I have a 5 year old neutered crossbreed bitch, 28kg. She has been epileptic for approx 4 years. I have read about a kerogenous diet for her. I was wondering if you knew of any brands I could try her on. Thank you

18th Feb 2017

We have 3 working dogs and feed them Gilpa Kennel. Mainly because it has 20% protein & 10% fats & oils, this I believe is the best ratio for active dogs. It also contains green lipped muscle extract, fantastic for their joints, not so good for breath though! They are never hyperactive & enjoy their downtime calmly. They're coats are amazing, they're weights are ideal, they only waste what their bodies don't need & we are very happy with it & have no intention of changing.
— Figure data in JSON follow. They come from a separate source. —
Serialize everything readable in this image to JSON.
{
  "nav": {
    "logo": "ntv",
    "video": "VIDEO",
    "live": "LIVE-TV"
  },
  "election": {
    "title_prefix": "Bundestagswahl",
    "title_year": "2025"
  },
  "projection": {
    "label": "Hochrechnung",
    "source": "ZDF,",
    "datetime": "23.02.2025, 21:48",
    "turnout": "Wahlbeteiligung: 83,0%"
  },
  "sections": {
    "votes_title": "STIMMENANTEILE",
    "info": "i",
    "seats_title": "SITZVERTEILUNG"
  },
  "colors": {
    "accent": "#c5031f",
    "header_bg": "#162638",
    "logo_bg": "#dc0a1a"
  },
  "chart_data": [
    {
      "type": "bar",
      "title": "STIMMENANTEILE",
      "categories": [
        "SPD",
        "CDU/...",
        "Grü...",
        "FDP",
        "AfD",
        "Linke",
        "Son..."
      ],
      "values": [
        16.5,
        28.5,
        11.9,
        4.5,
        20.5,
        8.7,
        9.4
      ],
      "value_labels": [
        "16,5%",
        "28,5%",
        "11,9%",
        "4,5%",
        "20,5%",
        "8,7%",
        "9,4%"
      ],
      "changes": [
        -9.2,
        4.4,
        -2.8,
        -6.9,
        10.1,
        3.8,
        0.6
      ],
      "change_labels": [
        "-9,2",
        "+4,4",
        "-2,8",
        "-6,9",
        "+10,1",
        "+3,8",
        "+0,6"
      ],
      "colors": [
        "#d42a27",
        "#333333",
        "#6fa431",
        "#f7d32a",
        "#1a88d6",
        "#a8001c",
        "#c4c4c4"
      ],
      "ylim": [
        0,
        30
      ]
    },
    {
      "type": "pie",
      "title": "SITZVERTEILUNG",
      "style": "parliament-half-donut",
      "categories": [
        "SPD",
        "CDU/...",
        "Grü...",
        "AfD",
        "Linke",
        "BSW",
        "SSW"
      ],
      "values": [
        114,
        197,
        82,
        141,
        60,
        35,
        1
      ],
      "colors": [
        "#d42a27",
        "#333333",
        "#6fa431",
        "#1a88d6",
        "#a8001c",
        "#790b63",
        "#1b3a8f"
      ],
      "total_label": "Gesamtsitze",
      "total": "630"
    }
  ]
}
Our oldest was started on Burns which we heard was one of the best, he struggled to gain weight with this one and quite a few others of the same type & price, I believe this was due to the feed being so concentrated & compact some dogs systems just can't break them down enough to get all the nutrients it needs. As soon as he started Gilpa Kennel, he started to gain weight and was more satisfied. It works well for our other two too and at £17.50 a bag is a no brainier. During my trial & error period the staff at gilbertson & page were also extremely helpful and supportive, they happily sent out free samples and small supplies in between us trying theirs & other brands! Conclusion- don't be fooled into thinking that you have to spend £45 a bag on dog food, you don't always get what you pay for!!